Shanghai, lockdown for 26 million inhabitants. Drones invite to “control the desire for freedom”

Un unprecedented lockdown, very rigid, so rigid it looks like a nightmare or a horror movie. This is what the Shanghai area, the Chinese financial capital, has been experiencing since 5 April. with 26 million inhabitants (two and a half times Wuhan, which has only 11 million). An extreme measure implemented to face the peak of infections due to the Omicron variant of SARS-CoV-2: just over 25 thousand cases (on Sunday 10 April) are too many just considering that China continues to adopt a defined policy “Zero-Covid”. Total victory over the virus and not, as elsewhere in the world, including Europe, coexistence with the virus.
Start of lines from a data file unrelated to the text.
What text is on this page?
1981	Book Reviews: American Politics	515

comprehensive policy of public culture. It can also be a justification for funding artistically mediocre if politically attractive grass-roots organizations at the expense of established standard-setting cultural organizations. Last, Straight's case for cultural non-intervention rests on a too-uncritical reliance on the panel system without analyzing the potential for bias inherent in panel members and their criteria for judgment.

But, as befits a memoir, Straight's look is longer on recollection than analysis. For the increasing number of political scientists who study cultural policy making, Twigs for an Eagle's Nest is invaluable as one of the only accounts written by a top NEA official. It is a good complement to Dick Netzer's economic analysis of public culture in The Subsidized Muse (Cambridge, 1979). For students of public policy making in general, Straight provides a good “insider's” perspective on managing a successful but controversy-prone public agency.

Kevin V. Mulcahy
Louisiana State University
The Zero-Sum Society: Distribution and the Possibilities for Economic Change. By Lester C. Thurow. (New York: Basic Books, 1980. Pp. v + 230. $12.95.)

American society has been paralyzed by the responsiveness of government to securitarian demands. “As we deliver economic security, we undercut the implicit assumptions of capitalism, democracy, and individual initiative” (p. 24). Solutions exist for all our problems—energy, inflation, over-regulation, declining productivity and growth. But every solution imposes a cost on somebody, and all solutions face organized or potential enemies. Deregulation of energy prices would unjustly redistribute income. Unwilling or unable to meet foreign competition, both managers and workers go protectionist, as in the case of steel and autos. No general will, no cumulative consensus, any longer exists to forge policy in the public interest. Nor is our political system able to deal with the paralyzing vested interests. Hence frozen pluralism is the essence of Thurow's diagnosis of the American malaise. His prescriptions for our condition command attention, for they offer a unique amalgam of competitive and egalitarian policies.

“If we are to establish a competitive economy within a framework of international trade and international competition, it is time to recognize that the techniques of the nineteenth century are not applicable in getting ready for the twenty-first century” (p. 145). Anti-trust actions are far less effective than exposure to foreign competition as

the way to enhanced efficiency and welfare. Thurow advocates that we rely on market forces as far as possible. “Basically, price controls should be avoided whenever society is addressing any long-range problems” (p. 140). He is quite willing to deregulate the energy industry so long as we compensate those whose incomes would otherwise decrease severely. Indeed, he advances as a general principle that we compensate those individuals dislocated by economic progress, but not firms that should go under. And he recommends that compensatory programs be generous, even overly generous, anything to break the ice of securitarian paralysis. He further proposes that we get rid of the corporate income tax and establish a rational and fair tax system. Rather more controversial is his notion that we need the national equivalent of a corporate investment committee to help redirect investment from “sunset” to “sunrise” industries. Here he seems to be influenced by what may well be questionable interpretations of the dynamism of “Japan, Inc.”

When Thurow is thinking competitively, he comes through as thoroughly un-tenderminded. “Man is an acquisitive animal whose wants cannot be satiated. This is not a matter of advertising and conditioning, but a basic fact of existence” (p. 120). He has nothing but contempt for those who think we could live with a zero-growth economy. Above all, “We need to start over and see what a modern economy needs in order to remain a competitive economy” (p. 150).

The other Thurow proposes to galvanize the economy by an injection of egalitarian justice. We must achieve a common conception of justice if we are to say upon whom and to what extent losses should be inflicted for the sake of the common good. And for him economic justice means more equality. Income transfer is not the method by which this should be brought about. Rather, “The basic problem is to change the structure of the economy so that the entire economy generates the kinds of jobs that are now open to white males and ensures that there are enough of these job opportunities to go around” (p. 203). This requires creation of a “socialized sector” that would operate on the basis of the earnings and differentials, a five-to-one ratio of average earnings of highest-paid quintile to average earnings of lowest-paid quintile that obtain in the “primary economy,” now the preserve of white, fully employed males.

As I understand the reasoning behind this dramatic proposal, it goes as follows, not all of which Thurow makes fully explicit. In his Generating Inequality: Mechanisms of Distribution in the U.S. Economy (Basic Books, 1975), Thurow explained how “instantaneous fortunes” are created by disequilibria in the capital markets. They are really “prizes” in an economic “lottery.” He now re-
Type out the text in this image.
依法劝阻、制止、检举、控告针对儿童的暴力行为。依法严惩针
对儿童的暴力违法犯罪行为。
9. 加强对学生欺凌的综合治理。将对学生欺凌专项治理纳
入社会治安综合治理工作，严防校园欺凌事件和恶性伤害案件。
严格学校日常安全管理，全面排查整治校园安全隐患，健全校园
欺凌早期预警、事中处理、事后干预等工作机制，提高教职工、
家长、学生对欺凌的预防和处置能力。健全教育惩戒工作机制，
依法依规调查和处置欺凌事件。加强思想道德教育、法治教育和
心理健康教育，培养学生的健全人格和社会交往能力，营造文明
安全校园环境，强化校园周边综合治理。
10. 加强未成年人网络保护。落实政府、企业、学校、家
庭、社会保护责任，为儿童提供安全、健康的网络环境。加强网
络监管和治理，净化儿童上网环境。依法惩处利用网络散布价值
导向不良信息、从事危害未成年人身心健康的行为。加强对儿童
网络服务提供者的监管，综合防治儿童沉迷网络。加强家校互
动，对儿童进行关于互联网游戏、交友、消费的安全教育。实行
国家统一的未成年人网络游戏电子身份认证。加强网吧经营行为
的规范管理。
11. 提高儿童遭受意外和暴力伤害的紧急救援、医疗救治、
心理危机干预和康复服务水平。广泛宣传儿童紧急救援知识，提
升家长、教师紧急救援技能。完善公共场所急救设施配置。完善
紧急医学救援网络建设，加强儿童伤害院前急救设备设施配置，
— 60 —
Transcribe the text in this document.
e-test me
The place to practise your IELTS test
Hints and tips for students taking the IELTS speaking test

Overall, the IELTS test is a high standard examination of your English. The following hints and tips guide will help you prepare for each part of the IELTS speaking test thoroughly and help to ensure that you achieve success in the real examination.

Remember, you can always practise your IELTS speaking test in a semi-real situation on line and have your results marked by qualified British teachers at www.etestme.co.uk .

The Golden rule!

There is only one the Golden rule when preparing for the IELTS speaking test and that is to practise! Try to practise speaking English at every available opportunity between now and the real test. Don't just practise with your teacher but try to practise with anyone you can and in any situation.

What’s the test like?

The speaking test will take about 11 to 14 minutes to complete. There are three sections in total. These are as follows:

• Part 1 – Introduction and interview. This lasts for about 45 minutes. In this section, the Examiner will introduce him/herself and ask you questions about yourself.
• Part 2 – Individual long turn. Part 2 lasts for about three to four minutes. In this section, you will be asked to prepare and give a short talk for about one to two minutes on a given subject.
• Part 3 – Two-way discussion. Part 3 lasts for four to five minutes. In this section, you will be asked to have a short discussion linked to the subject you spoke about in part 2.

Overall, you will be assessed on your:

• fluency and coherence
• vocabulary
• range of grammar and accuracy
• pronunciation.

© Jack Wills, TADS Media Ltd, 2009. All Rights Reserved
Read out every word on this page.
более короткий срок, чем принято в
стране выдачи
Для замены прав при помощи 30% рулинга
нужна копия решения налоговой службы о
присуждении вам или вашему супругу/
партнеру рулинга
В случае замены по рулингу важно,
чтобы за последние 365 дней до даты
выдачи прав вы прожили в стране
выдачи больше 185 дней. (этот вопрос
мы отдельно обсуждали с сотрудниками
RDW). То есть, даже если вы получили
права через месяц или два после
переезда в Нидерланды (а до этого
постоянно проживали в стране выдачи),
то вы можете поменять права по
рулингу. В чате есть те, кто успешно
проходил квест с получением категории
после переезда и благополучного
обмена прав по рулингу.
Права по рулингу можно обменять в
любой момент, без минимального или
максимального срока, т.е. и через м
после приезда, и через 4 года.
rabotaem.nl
Shanghai, the lockdown is a nightmare: citizens without food scream in despair

Nightmare atmosphere in Shanghai

It is forbidden to leave the house unless authorized: people are literally sealed off. The positives, including asymptomatic ones, and they are the majority, come transferred to isolation camps where they are crammed into a few square meters. Several minors, including babies, were brutally separated from their parents and that the authorities then dismissed it as a protocol error does not absolve the system and does not cancel the trauma.

A guard, in an anti-Covid suit, locks a man inside his shop, in quarantine. EPA / ALEX PLAVEVSKI

But even for those who are not infected, life is a challenge: the food distribution chain has jammed, the local government has also admitted, but it is not clear why. For a system that can periodically test the entire population of Shanghai thanks to 20,000 tampon hubs spread across the city, food supply seems like an impossible challenge.

Hungry, desperate, 26 million Chinese are exhausted

Many citizens failed to stockpile before the announcement of the blockade, food is nowhere to be found and it is also very difficult to book home deliveries so people are forced to ration the little they have. The tap water is not drinkable and has begun to boil to consume it: so much so that images circulate in chats on how to boil it correctly. We end up bartering food between neighbors but with enormous practical difficulties because, in fact, we cannot even cross the door of the house. In fact, the sanitary ware sealed the doors from the outside, and barbed wire was also seen to close entire blocks.

As Alice Su, correspondent for The Economist on her Twitter account, told drones and robot dogs invite Shanghai residents to “Control your soul’s desire for freedom. Do not open the window or sing “ (“Keep the desire for freedom in check. And not to open windows or sing”)

Scenes from the apocalypse

The images collected by a drone flying across the skies of Shanghai at night while people screaming at the windows that they are hungry is, indeed, worthy of a horror movie. Like those of the dog, left on the street by its owner without food, and beaten to death by an anti-covid health worker in the street. Images that circulate, despite censorship, circulate: thanks also to the foreigners who populate the city and who use social media by circumventing the prohibitions.

Foreigners who, however, will not stay long, in these conditions. Washington has already decided to evacuate all non-essential personnel from Shanghai for what it calls “arbitrary detentions” (a move that Beijing immediately condemned, calling it “a politicization and exploitation of the question”), the EU Chamber of Commerce has asked Beijing to review its policy and many international companies plan to leave China permanently.

Punish Shanghai?

But the horror is not mitigated, indeed perhaps it is greater, due to the fact that the severity of the symptoms of the Omicron variant, although contagious, does not seem to justify the measures taken to deal with it. This lockdown seems to have political rather than medical reasons. The elections are near, Xi Jinping aspires to a third term and it seems that he has, in other words, chosen to punish the progressive Shanghai, too distant, for her tastes, from the rigor of Beijing.